Edit: Another jobs fails with the same error

hmaarrfk commented 1 month ago

its probably because i hardcoded the numpy include dir and its frozen in.

jakirkham commented 1 month ago

What if we added a symlink to the NumPy headers using a Python version agnostic location and provided the latter as input?

hmaarrfk commented 1 month ago

you are welcome to try, i can back off.

hmaarrfk commented 1 month ago

actuallly my guess is that cmake is invoked through a new codepath i didn't capture in my patch.

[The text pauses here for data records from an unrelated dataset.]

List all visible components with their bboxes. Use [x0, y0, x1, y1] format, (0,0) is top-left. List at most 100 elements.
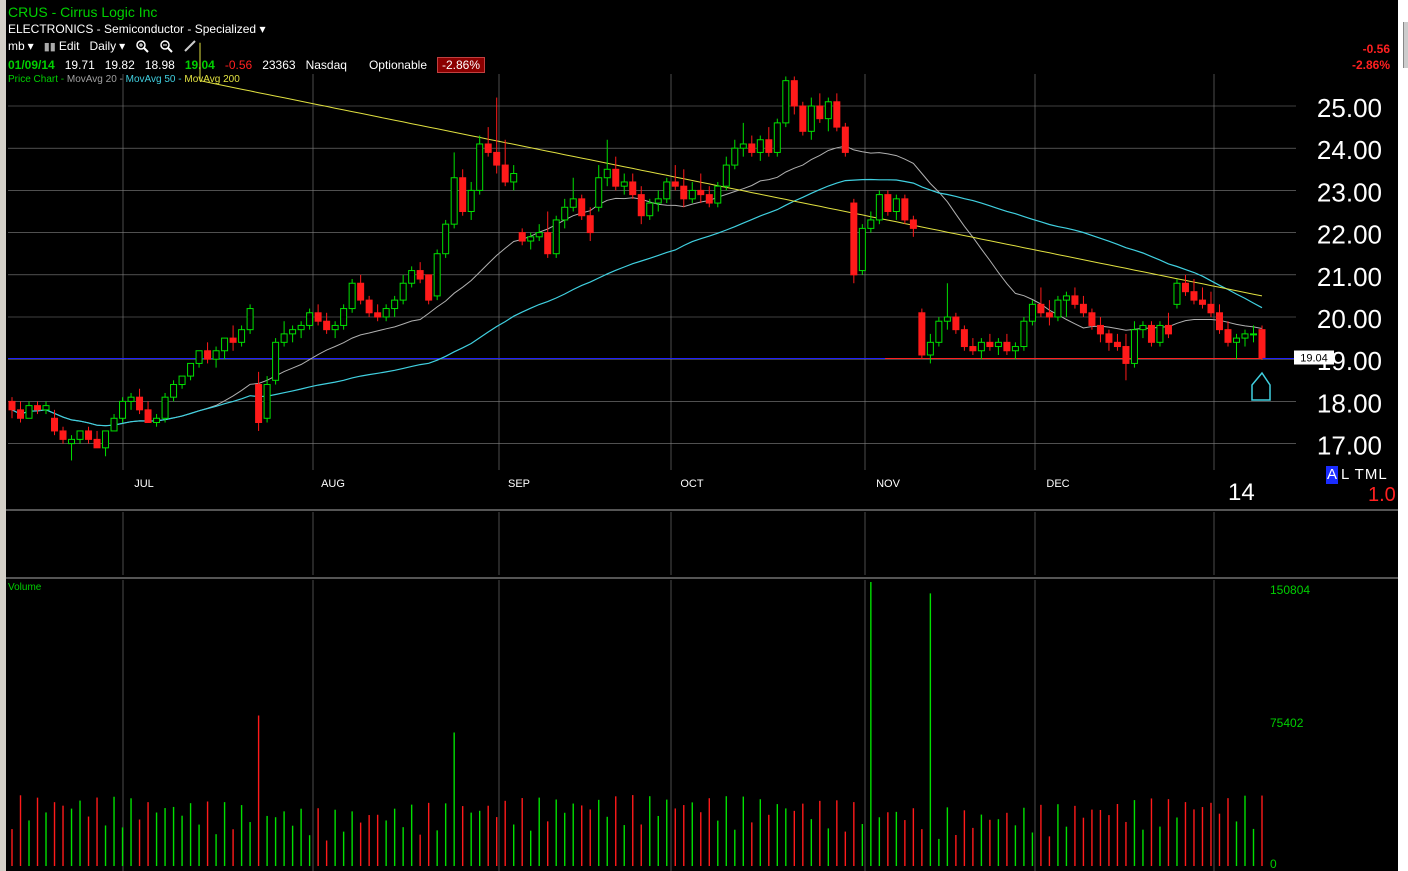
candle-body: [1096, 324, 1104, 335]
candle-body: [892, 198, 900, 212]
candle-body: [1122, 346, 1130, 364]
candle-body: [1198, 299, 1206, 305]
candle-body: [994, 341, 1002, 348]
candle-body: [416, 270, 424, 280]
candle-body: [646, 202, 654, 217]
candle-body: [884, 194, 892, 212]
candle-body: [136, 396, 144, 411]
candle-body: [1173, 282, 1181, 305]
candle-body: [552, 219, 560, 255]
candle-body: [510, 173, 518, 183]
candle-body: [867, 219, 875, 229]
candle-body: [1020, 320, 1028, 348]
candle-body: [1028, 303, 1036, 322]
candle-body: [1190, 291, 1198, 301]
candle-body: [289, 329, 297, 335]
price-tick-label: 25.00: [1317, 93, 1382, 123]
candle-body: [25, 405, 33, 419]
candle-body: [467, 189, 475, 212]
candle-body: [586, 215, 594, 234]
candle-body: [535, 232, 543, 238]
candlesticks: [8, 76, 1266, 461]
candle-body: [671, 181, 679, 187]
month-label: DEC: [1046, 478, 1069, 490]
candle-body: [212, 350, 220, 360]
candle-body: [705, 194, 713, 204]
candle-body: [1215, 312, 1223, 331]
candle-body: [331, 324, 339, 331]
candle-body: [654, 198, 662, 204]
candle-body: [76, 430, 84, 440]
candle-body: [357, 282, 365, 301]
price-volume-chart[interactable]: 25.0024.0023.0022.0021.0020.0019.0018.00…: [0, 0, 1408, 871]
candle-body: [1105, 333, 1113, 343]
candle-body: [161, 396, 169, 419]
candle-body: [382, 308, 390, 318]
candle-body: [1232, 337, 1240, 343]
candle-body: [739, 143, 747, 149]
candle-body: [34, 405, 42, 411]
candle-body: [960, 329, 968, 348]
ma20-line: [11, 145, 1263, 427]
ma200-line: [199, 42, 1263, 297]
volume-bars: [11, 582, 1263, 866]
candle-body: [782, 80, 790, 124]
candle-body: [1139, 324, 1147, 331]
candle-body: [1207, 303, 1215, 314]
tml-label[interactable]: L TML: [1341, 466, 1388, 484]
price-tick-label: 21.00: [1317, 262, 1382, 292]
candle-body: [807, 105, 815, 132]
candle-body: [620, 181, 628, 187]
candle-body: [875, 194, 883, 221]
candle-body: [663, 181, 671, 200]
volume-min-label: 0: [1270, 857, 1277, 871]
candle-body: [399, 282, 407, 301]
candle-body: [1079, 303, 1087, 314]
candle-body: [255, 384, 263, 423]
candle-body: [1054, 299, 1062, 318]
chart-window: CRUS - Cirrus Logic Inc ELECTRONICS - Se…: [0, 0, 1408, 871]
candle-body: [603, 168, 611, 179]
candle-body: [578, 198, 586, 217]
candle-body: [561, 206, 569, 221]
candle-body: [51, 417, 59, 432]
candle-body: [969, 346, 977, 352]
candle-body: [1181, 282, 1189, 293]
candle-body: [1130, 329, 1138, 364]
candle-body: [127, 396, 135, 402]
candle-body: [731, 147, 739, 166]
candle-body: [280, 333, 288, 343]
candle-body: [918, 312, 926, 356]
candle-body: [450, 177, 458, 225]
alert-badge[interactable]: A: [1326, 466, 1339, 484]
candle-body: [229, 337, 237, 343]
candle-body: [1249, 333, 1257, 336]
candle-body: [425, 274, 433, 301]
month-label: OCT: [680, 478, 704, 490]
candle-body: [1062, 295, 1070, 301]
candle-body: [977, 341, 985, 352]
candle-body: [8, 400, 16, 411]
price-tick-label: 24.00: [1317, 135, 1382, 165]
candle-body: [612, 168, 620, 187]
candle-body: [909, 219, 917, 229]
candle-body: [306, 312, 314, 326]
candle-body: [365, 299, 373, 314]
candle-body: [119, 400, 127, 419]
candle-body: [178, 375, 186, 386]
alert-marker-icon: [1251, 371, 1271, 401]
candle-body: [195, 350, 203, 364]
candle-body: [569, 198, 577, 208]
candle-body: [722, 164, 730, 187]
candle-body: [688, 189, 696, 200]
price-tick-label: 18.00: [1317, 388, 1382, 418]
candle-body: [314, 312, 322, 322]
candle-body: [850, 202, 858, 276]
candle-body: [433, 253, 441, 297]
candle-body: [42, 405, 50, 411]
version-label: 1.0: [1368, 484, 1396, 506]
candle-body: [952, 316, 960, 331]
candle-body: [799, 105, 807, 132]
candle-body: [493, 151, 501, 166]
candle-body: [153, 417, 161, 423]
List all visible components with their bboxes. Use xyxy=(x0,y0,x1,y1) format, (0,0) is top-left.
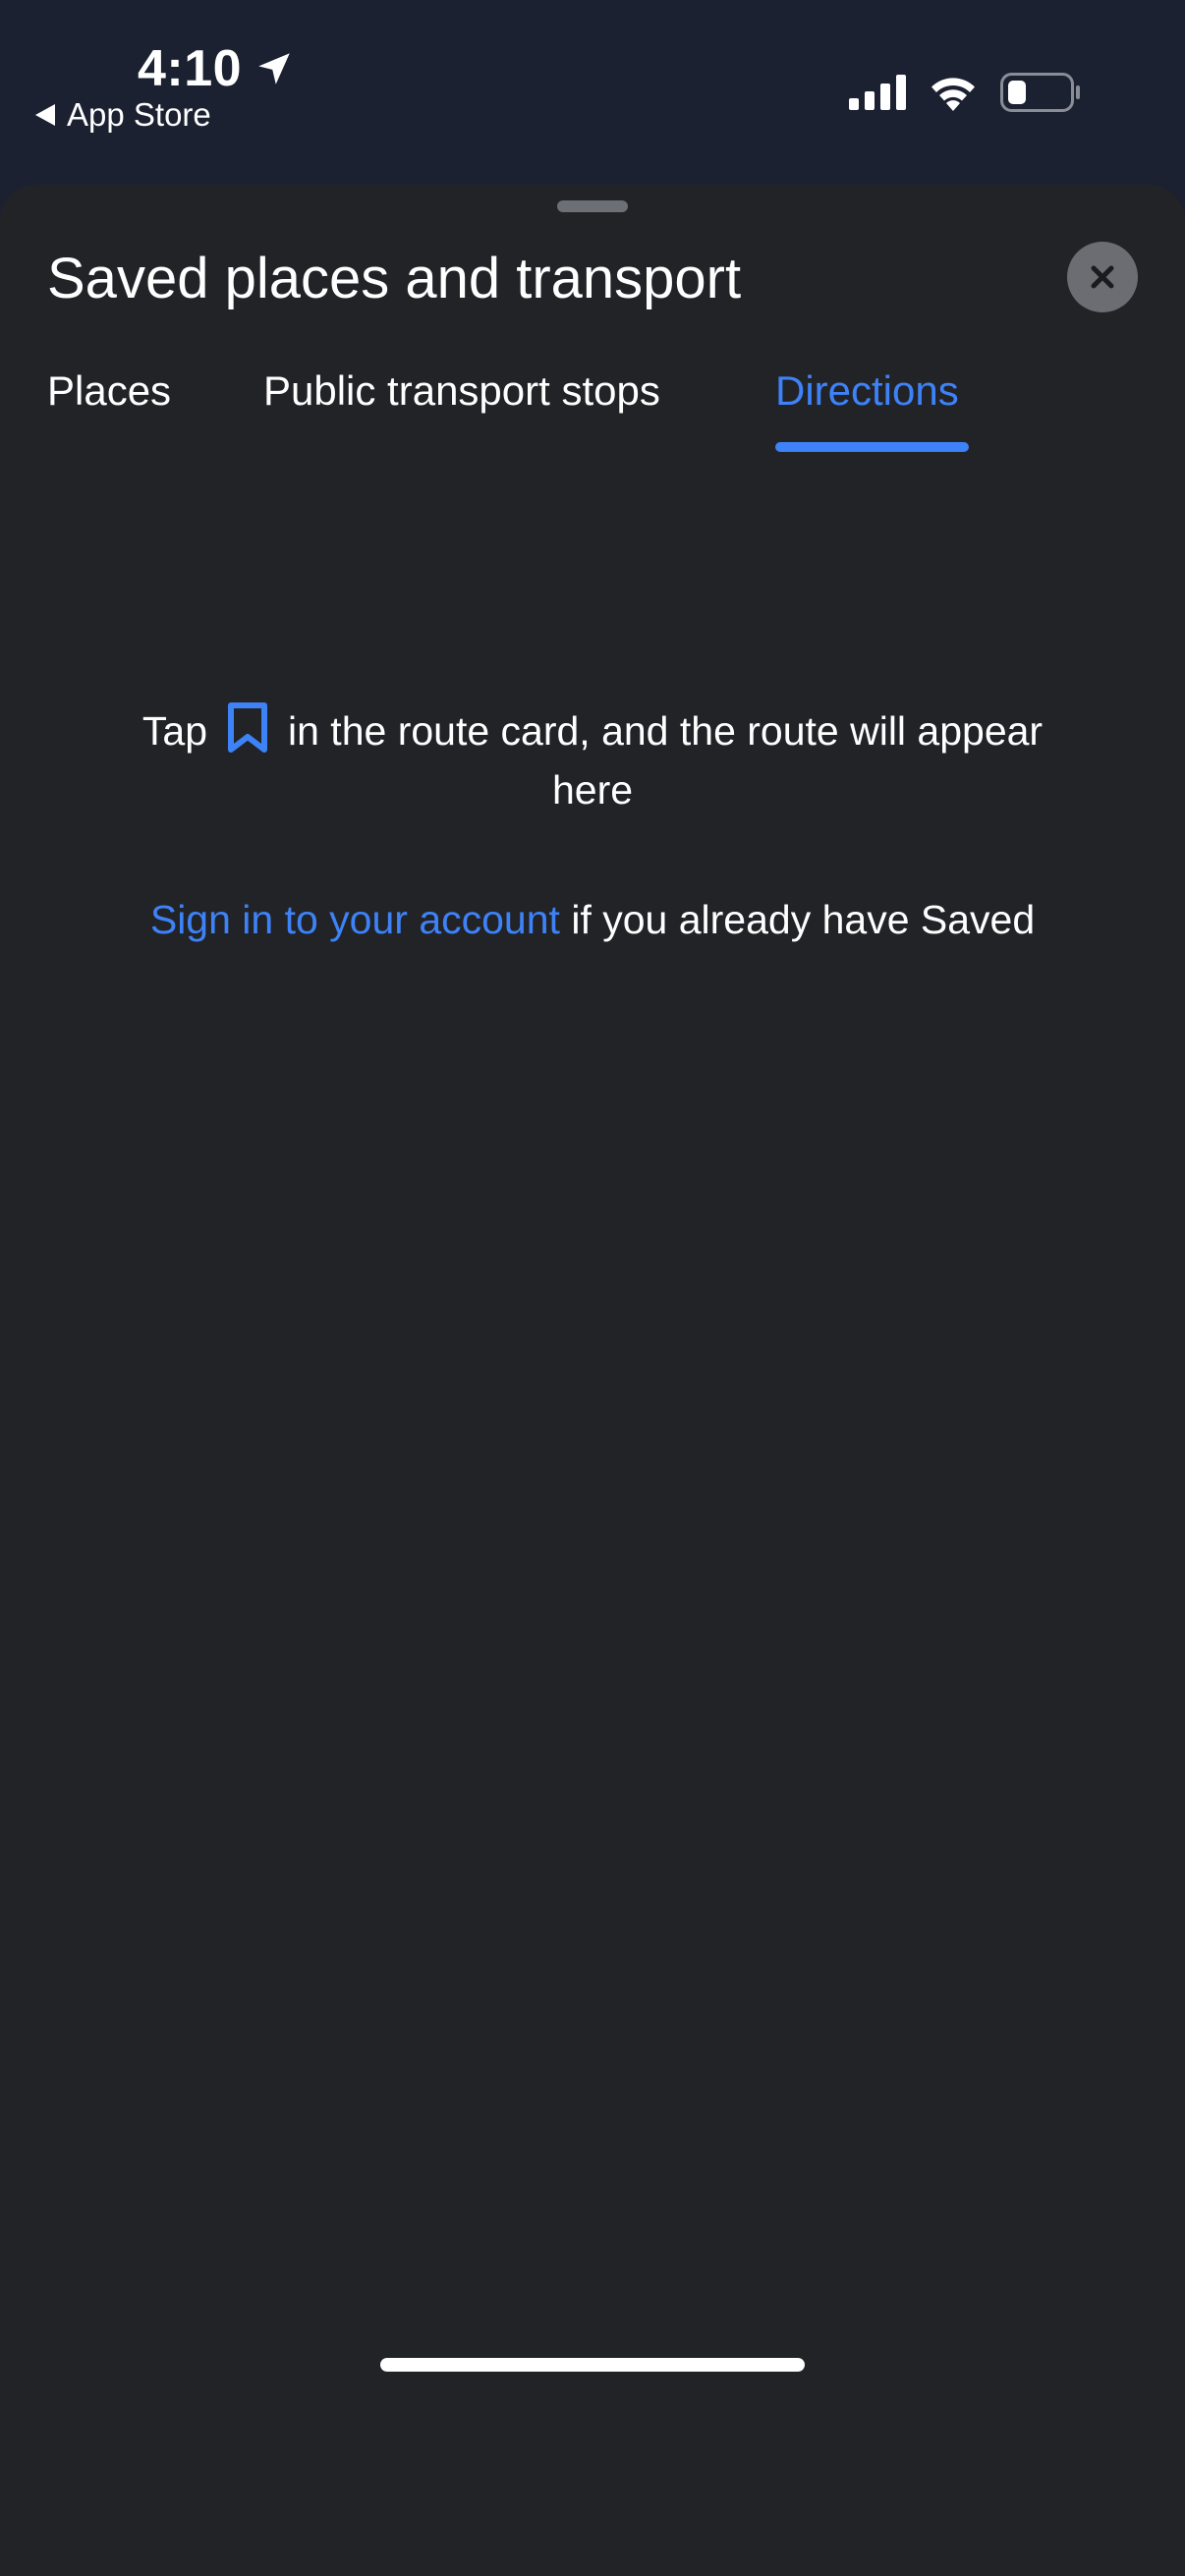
back-to-app-button[interactable]: App Store xyxy=(35,96,211,134)
home-indicator[interactable] xyxy=(380,2358,805,2372)
saved-places-sheet: Saved places and transport Places Public… xyxy=(0,185,1185,2576)
clock: 4:10 xyxy=(138,39,295,98)
wifi-icon xyxy=(931,78,975,111)
sheet-title: Saved places and transport xyxy=(47,247,742,310)
location-arrow-icon xyxy=(258,53,290,84)
status-bar: 4:10 App Store xyxy=(0,0,1185,187)
close-button[interactable] xyxy=(1067,242,1138,312)
signin-rest-text: if you already have Saved xyxy=(571,897,1036,942)
back-app-label: App Store xyxy=(67,96,211,133)
hint-prefix: Tap xyxy=(141,708,207,754)
clock-time: 4:10 xyxy=(138,40,243,97)
tab-bar: Places Public transport stops Directions xyxy=(0,367,1185,456)
signin-prompt: Sign in to your account if you already h… xyxy=(0,890,1185,949)
active-tab-indicator xyxy=(775,442,969,452)
tab-directions[interactable]: Directions xyxy=(775,367,959,415)
cellular-signal-icon xyxy=(849,75,906,110)
hint-suffix: in the route card, and the route will ap… xyxy=(288,708,1044,813)
close-icon xyxy=(1091,265,1114,289)
sheet-grabber-handle[interactable] xyxy=(557,200,628,212)
back-triangle-icon xyxy=(35,104,55,126)
status-icons xyxy=(849,73,1081,112)
bookmark-icon xyxy=(228,702,267,754)
tab-public-transport-stops[interactable]: Public transport stops xyxy=(263,367,660,415)
empty-state-hint: Tap in the route card, and the route wil… xyxy=(98,701,1087,819)
sign-in-link[interactable]: Sign in to your account xyxy=(150,897,560,942)
battery-icon xyxy=(1000,73,1080,112)
tab-places[interactable]: Places xyxy=(47,367,171,415)
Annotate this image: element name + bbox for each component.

jakirkham commented 1 month ago

I trust your judgment Mark. Please let me know if I'm just missing things

Edit: Fixed a typo

hmaarrfk commented 1 month ago

I’m too tired for today. Just giving ideas.

hmaarrfk commented 1 month ago

I think it is a difference between numpy 2.0 and 2.1.

Is there a reason to to build with 2.0 vs 2.1?

The reason i ask is that the migration pins to 2.0: https://github.com/conda-forge/conda-forge-pinning-feedstock/blob/main/recipe/migrations/numpy2.yaml#L48

h-vetinari commented 1 month ago

Is there a reason to to build with 2.0 vs 2.1?

Just because we started out conservatively. You can use 2.1 without issue, or pin to 2 directly

hmaarrfk commented 1 month ago

i'm not so convinced about my 2.1 theory anymore. I had successful builds with Linux64 and aarch64 in the past...

hmaarrfk commented 1 month ago

@isuruf it seems the sed “fix” was at the source of the issue. Any other ideas on how to make sed better? Or should we just restart builds periodically.